Другое дело, что театральные критики часто помогают режиссеру адаптировать пьесу, собрать документальный материал для постановки. Причем в России это случается все чаще и чаще. У нас профессия критика умирает, ибо умирают сами издания, в которых можно было бы публиковать рецензии. Естественным образом происходит миграция в соседние сферы, может, даже в большей степени, чем на Западе, ибо там газеты продолжают выходить и критикам нет необходимости зарабатывать деньги на стороне.
– Насколько сегодня в западном театральном мире важно мнение критика?

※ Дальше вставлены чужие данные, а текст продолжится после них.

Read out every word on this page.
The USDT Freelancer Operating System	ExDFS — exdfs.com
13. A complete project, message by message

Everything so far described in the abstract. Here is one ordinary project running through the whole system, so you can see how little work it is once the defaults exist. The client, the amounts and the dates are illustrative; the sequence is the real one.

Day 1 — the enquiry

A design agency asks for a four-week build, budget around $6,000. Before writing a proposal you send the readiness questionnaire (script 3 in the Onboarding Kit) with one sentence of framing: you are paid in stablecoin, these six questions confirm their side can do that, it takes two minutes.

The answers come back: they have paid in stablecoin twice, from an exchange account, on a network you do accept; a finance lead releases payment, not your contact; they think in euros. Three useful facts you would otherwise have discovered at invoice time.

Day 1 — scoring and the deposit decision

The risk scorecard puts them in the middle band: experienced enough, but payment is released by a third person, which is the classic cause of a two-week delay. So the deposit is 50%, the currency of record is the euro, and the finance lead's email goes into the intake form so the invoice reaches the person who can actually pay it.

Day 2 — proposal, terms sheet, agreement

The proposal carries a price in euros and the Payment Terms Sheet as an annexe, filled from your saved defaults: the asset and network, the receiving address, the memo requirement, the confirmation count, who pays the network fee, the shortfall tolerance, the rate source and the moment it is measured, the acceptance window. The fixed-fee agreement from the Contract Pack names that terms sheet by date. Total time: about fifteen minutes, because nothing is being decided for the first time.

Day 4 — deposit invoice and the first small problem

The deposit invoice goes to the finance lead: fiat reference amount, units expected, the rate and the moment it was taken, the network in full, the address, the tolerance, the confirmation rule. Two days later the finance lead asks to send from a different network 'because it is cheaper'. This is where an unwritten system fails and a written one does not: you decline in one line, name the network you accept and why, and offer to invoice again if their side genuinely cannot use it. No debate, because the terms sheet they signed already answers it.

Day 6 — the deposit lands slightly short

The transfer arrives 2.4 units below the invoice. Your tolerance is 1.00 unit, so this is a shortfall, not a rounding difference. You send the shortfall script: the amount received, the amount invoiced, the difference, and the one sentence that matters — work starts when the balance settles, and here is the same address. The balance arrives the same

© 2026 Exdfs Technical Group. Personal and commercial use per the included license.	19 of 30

– В тамошнем интеллектуальном пространстве очень высоко уважение к экспертному мнению. Более того, мнение горстки экспертов очень часто оказывается важнее мнения аудитории. Делая Венский фестиваль, я лично убедилась, насколько я завишу от мнения журналистов. Ведь как оценивается деятельность программного директора? По финансовым показателям и по тому, что о тебе написала пресса. При этом, если ты провалился по сборам, а в газетах написали, что ты сделал крутой фестиваль, ты все равно победитель. Но если у тебя sold out, а пресса недовольна программой, ты все равно проиграл. Такое уважение к экспертному мнению производит особенно сильное впечатление на фоне того, как исчезают или редуцируются в наших СМИ отделы культуры.
– Но все же профессиональные издания умерли не все. Вы почти 10 лет главный редактор журнала «Театр». Журнал старейший, существует с середины 1930-х. Но ваша команда его полностью переформатировала.

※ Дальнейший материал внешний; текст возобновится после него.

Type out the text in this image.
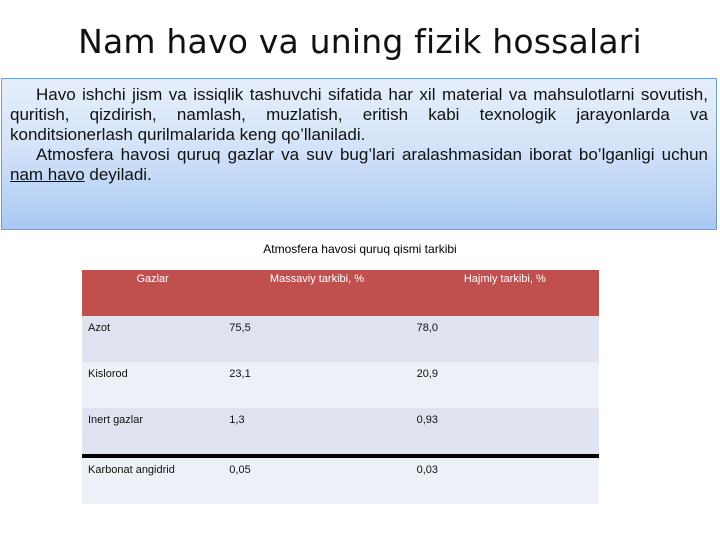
Nam havo va uning fizik hossalari

Havo ishchi jism va issiqlik tashuvchi sifatida har xil material va mahsulotlarni sovutish, quritish, qizdirish, namlash, muzlatish, eritish kabi texnologik jarayonlarda va konditsionerlash qurilmalarida keng qo’llaniladi.

Atmosfera havosi quruq gazlar va suv bug’lari aralashmasidan iborat bo’lganligi uchun nam havo deyiladi.

Atmosfera havosi quruq qismi tarkibi
Gazlar	Massaviy tarkibi, %	Hajmiy tarkibi, %
Azot	75,5	78,0
Kislorod	23,1	20,9
Inert gazlar	1,3	0,93
Karbonat angidrid	0,05	0,03
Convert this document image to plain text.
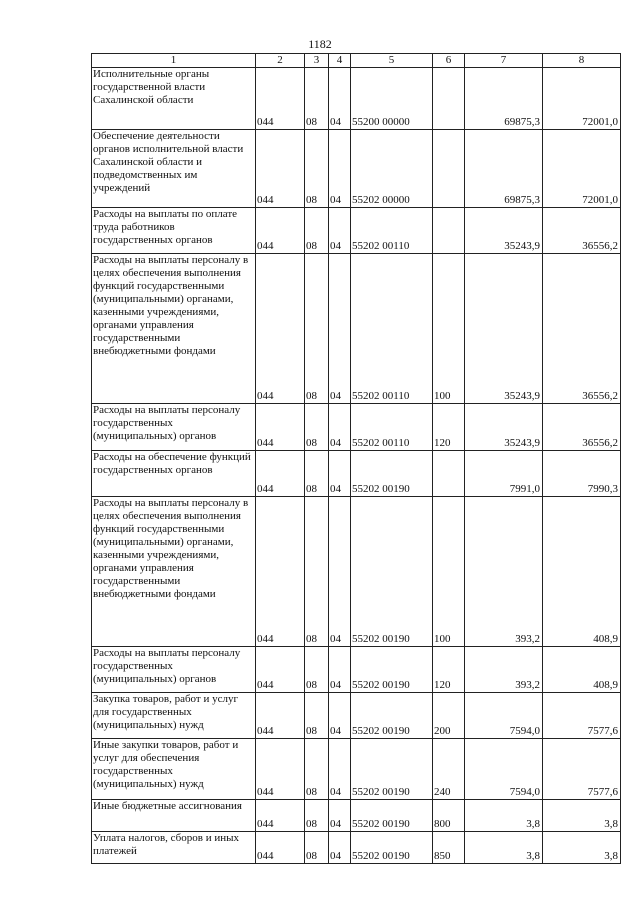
1182
1	2	3	4	5	6	7	8
Исполнительные органы государственной власти Сахалинской области	044	08	04	55200 00000		69875,3	72001,0
Обеспечение деятельности органов исполнительной власти Сахалинской области и подведомственных им учреждений	044	08	04	55202 00000		69875,3	72001,0
Расходы на выплаты по оплате труда работников государственных органов	044	08	04	55202 00110		35243,9	36556,2
Расходы на выплаты персоналу в целях обеспечения выполнения функций государственными (муниципальными) органами, казенными учреждениями, органами управления государственными внебюджетными фондами	044	08	04	55202 00110	100	35243,9	36556,2
Расходы на выплаты персоналу государственных (муниципальных) органов	044	08	04	55202 00110	120	35243,9	36556,2
Расходы на обеспечение функций государственных органов	044	08	04	55202 00190		7991,0	7990,3
Расходы на выплаты персоналу в целях обеспечения выполнения функций государственными (муниципальными) органами, казенными учреждениями, органами управления государственными внебюджетными фондами	044	08	04	55202 00190	100	393,2	408,9
Расходы на выплаты персоналу государственных (муниципальных) органов	044	08	04	55202 00190	120	393,2	408,9
Закупка товаров, работ и услуг для государственных (муниципальных) нужд	044	08	04	55202 00190	200	7594,0	7577,6
Иные закупки товаров, работ и услуг для обеспечения государственных (муниципальных) нужд	044	08	04	55202 00190	240	7594,0	7577,6
Иные бюджетные ассигнования	044	08	04	55202 00190	800	3,8	3,8
Уплата налогов, сборов и иных платежей	044	08	04	55202 00190	850	3,8	3,8
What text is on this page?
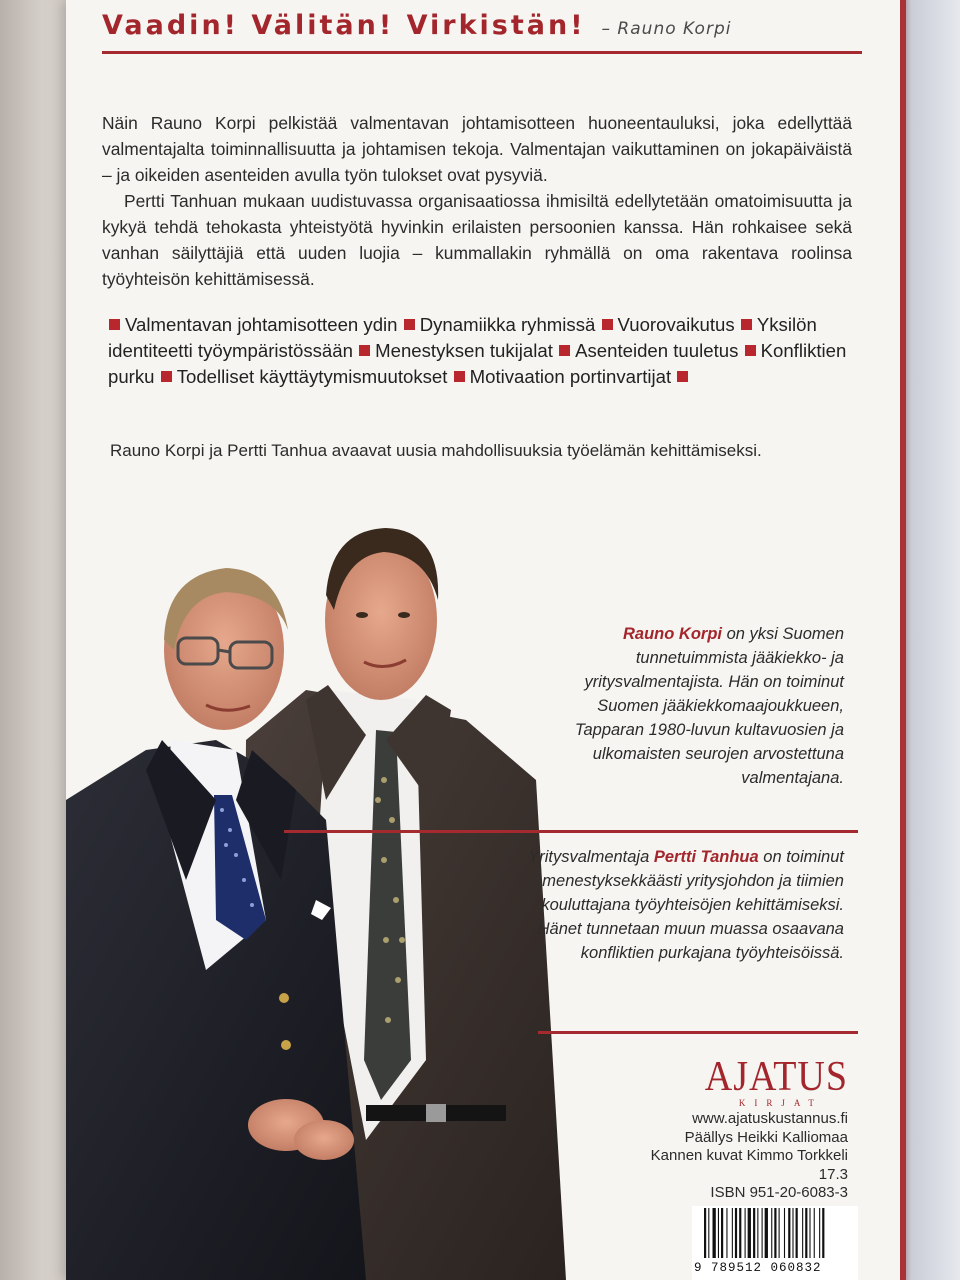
Vaadin! Välitän! Virkistän! – Rauno Korpi

Näin Rauno Korpi pelkistää valmentavan johtamisotteen huoneentauluksi, joka edellyttää valmentajalta toiminnallisuutta ja johtamisen tekoja. Valmentajan vaikuttaminen on jokapäiväistä – ja oikeiden asenteiden avulla työn tulokset ovat pysyviä.

Pertti Tanhuan mukaan uudistuvassa organisaatiossa ihmisiltä edellytetään omatoimisuutta ja kykyä tehdä tehokasta yhteistyötä hyvinkin erilaisten persoonien kanssa. Hän rohkaisee sekä vanhan säilyttäjiä että uuden luojia – kummallakin ryhmällä on oma rakentava roolinsa työyhteisön kehittämisessä.

Valmentavan johtamisotteen ydin Dynamiikka ryhmissä Vuorovaikutus Yksilön identiteetti työympäristössään Menestyksen tukijalat Asenteiden tuuletus Konfliktien purku Todelliset käyttäytymismuutokset Motivaation portinvartijat
Rauno Korpi ja Pertti Tanhua avaavat uusia mahdollisuuksia työelämän kehittämiseksi.
Rauno Korpi on yksi Suomen tunnetuimmista jääkiekko- ja yritysvalmentajista. Hän on toiminut Suomen jääkiekkomaajoukkueen, Tapparan 1980-luvun kultavuosien ja ulkomaisten seurojen arvostettuna valmentajana.
Yritysvalmentaja Pertti Tanhua on toiminut menestyksekkäästi yritysjohdon ja tiimien kouluttajana työyhteisöjen kehittämiseksi. Hänet tunnetaan muun muassa osaavana konfliktien purkajana työyhteisöissä.
AJATUS
KIRJAT
www.ajatuskustannus.fi
Päällys Heikki Kalliomaa
Kannen kuvat Kimmo Torkkeli
17.3
ISBN 951-20-6083-3
9 789512 060832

– Да, это старейший журнал России о театре, но, когда мы начинали в 2010 г. его перезагрузку, он года полтора не выходил. У него не было ни редакции, ни сайта, ни архива в электронном виде. Это напоминало ситуацию при сносе Берлинской стены, когда в центре европейского города вдруг оказалось совершенно пустое пространство, где можно было строить все, что душа пожелает. Вот мы и начали строить. Мы сделали журнал совсем не похожим на то, что выходило под этим брендом раньше: новый дизайн, новые шрифты, новый рубрикатор. Главную задачу я видела в том, чтобы журнал пересек границы, начал выходить в смежные пространства. Мы стали привлекать к написанию текстов филологов, киноведов, музыковедов, социологов, религиоведов. У нас писали Борис Дубин, Михаил Ямпольский, Зара Абдуллаева и др. Вторая идея состояла в том, чтобы делать тематические номера. То есть фактически превратить ежеквартальный журнал в альманах. У нас выходили номера про современный танец, про социальный театр, про перформанс, про феминизм. И все они фактически являются небольшими энциклопедиями по соответствующему вопросу.

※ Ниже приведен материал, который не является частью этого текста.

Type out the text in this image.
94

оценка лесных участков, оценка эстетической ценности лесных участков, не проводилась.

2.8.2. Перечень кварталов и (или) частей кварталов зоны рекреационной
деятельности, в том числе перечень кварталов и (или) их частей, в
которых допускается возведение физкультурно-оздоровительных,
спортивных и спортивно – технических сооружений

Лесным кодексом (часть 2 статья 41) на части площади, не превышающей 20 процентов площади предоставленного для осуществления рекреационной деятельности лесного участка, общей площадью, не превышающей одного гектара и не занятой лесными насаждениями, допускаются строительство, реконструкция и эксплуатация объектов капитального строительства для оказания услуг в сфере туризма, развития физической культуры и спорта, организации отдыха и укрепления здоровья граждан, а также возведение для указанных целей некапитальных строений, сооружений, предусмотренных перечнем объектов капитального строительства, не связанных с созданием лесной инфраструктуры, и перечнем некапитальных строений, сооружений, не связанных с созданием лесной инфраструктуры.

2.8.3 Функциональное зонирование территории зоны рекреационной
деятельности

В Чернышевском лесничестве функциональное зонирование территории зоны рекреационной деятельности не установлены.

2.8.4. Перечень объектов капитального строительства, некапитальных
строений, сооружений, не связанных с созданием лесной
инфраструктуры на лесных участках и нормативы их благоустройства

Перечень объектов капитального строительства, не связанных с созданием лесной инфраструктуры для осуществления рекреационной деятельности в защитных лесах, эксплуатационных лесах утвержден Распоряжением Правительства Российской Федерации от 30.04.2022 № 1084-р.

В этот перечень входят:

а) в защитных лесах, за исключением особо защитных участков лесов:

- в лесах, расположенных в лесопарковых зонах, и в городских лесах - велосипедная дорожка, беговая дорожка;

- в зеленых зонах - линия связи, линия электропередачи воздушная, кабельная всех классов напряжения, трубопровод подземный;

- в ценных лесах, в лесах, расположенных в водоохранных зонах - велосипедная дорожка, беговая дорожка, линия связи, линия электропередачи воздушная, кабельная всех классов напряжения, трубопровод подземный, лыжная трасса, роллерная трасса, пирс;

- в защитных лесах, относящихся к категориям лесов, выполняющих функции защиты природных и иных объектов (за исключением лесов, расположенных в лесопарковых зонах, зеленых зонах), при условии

Номер, посвященный проекту «Платформа», вообще демонстрировали во время заседания суда в качестве доказательства, что «Платформа» действительно функционировала, потому что под одной обложкой там была собрана вся информация об этом проекте, включая финансовую экспертизу, сделанную еще до того, как ее провела государственная комиссия.
И наконец, у журнала появился сайт, который фактически работает как отдельное СМИ. Потому что помимо контента журнала там есть блог, в котором несколько раз в неделю мы печатаем рецензии, есть новостная лента, обновляющаяся по 5–6 раз в день. Есть театральные гиды. Есть постоянно обновляемый отдел рекомендаций. Мы отслеживаем все важнейшие театральные события нашей страны и стараемся не пропускать зарубежные новости, которые могут представлять интерес для российских театралов. В общем, это огромное хозяйство, которое мы делаем без всякой поддержки со стороны государства. Фактически на собственном энтузиазме. И несмотря на множество появившихся у меня проектов – режиссерских, драматургических, фестивальных, – именно журнал по-прежнему остается самым важным делом моей жизни.